It was slatted, not sealed tight, and between the slats he could see a solemn red blinking, like a low-power warning light.

He bent closer, intrigued, made out what looked like a battery array, and something else, that glimmered sullenly in the shadows.

He'd seen something like that—yes, signal-deadening wrap. He'd helped Shan and Master Ken Rik wrap some equipment they'd on-loaded a couple ports back in muffles, not wishing to chance that even the sleeping signal might interfere with any of the Passage's live systems. There'd been a power light on that unit, too, but it had glowed a steady gold, indicating that the charge was strong.

"Val Con?" That was Shan, quietly.

He patted the crate. "This," he said, perhaps too loudly.

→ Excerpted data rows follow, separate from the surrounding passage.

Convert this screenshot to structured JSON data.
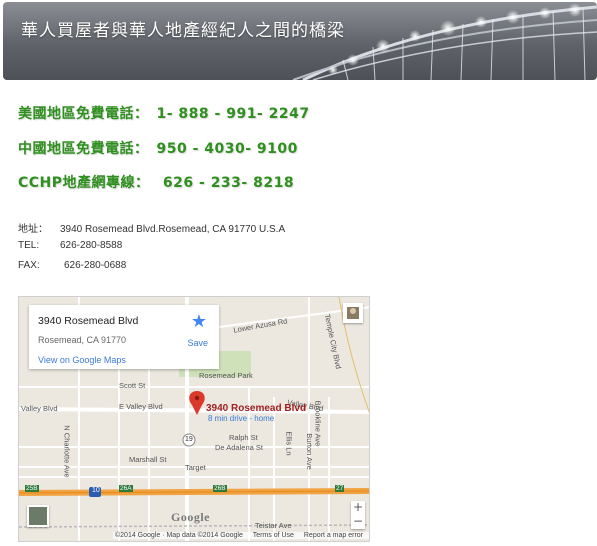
{
  "banner": {
    "slogan": "華人買屋者與華人地產經紀人之間的橋梁"
  },
  "phones": [
    {
      "label": "美國地區免費電話：",
      "number": "1- 888 - 991- 2247"
    },
    {
      "label": "中國地區免費電話：",
      "number": "950 - 4030- 9100"
    },
    {
      "label": "CCHP地產網專線：",
      "number": " 626 - 233- 8218"
    }
  ],
  "contact": {
    "address_label": "地址：",
    "address": "3940 Rosemead Blvd.Rosemead, CA 91770 U.S.A",
    "tel_label": "TEL:",
    "tel": "626-280-8588",
    "fax_label": "FAX:",
    "fax": "626-280-0688"
  },
  "map": {
    "card": {
      "name": "3940 Rosemead Blvd",
      "address": "Rosemead, CA 91770",
      "link": "View on Google Maps",
      "save": "Save"
    },
    "pin": {
      "title": "3940 Rosemead Blvd",
      "subtitle": "8 min drive - home"
    },
    "labels": {
      "lower_azusa": "Lower Azusa Rd",
      "temple_city": "Temple City Blvd",
      "rosemead_park": "Rosemead Park",
      "scott_st": "Scott St",
      "valley_blvd_w": "Valley Blvd",
      "e_valley_blvd": "E Valley Blvd",
      "valley_blvd_e": "Valley Blvd",
      "ralph_st": "Ralph St",
      "de_adalena": "De Adalena St",
      "marshall_st": "Marshall St",
      "target": "Target",
      "charlotte": "N Charlotte Ave",
      "ellis": "Ellis Ln",
      "burton": "Burton Ave",
      "brookline": "Brookline Ave",
      "teistar": "Teistar Ave",
      "rt19": "19",
      "i10": "10",
      "exit25b": "25B",
      "exit26a": "26A",
      "exit26b": "26B",
      "exit27": "27"
    },
    "logo": "Google",
    "footer": [
      "©2014 Google · Map data ©2014 Google",
      "Terms of Use",
      "Report a map error"
    ],
    "zoom_in": "+",
    "zoom_out": "−"
  }
}
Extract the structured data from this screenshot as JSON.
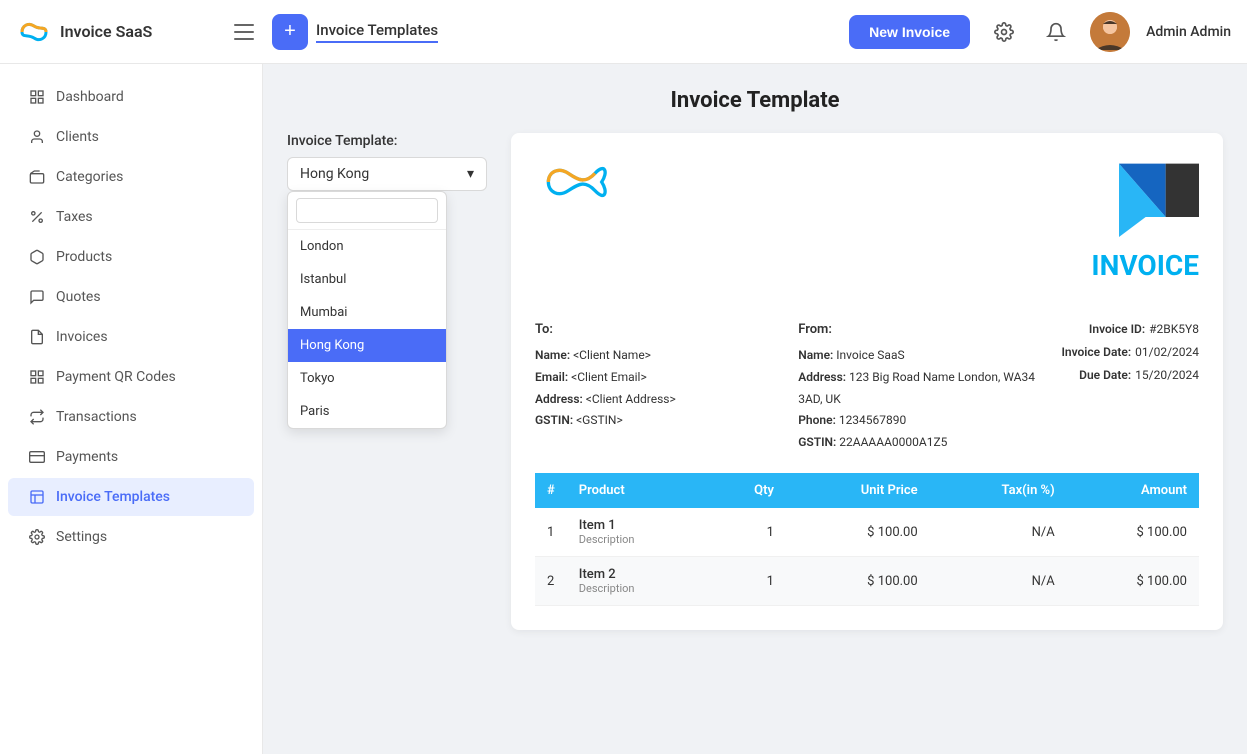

"Excellent," Shan said. "You'll be a subtle trader."

"I'm going to be a Scout," he said reflexively, and heard Shan sigh.

"What, exactly, is it?" he asked.

Val Con looked at the outside of the crate for a tag; found one almost at floor level, squinted at the faded words, and read them outloud.

"Environmental unit operations module with connectors."

He turned the tag over, found an ancient date and read outloud the rest of the information: "R. Spode Estate, Misc. Eqpt. Auction Lot 42."

Shan looked dubious.

"You're certain," he said.

Val Con nodded, and his brother sighed.

"All right, then. Stay here with it for a moment, will you? There was something in that aisle we just came down that I want a closer look at."

* * *

There had been a burst of brilliance, disorienting. Perhaps it was pain. In its wake came lethargy and a weakening of the will. Not sleep, this, but something more dire. He struggled against it, expending energy he ought best conserve, listening.

Listening for an answer.

No answer came.

He felt. . .movement, or perhaps it was his dying intelligence describing its last spiral. He sank, struggling. . .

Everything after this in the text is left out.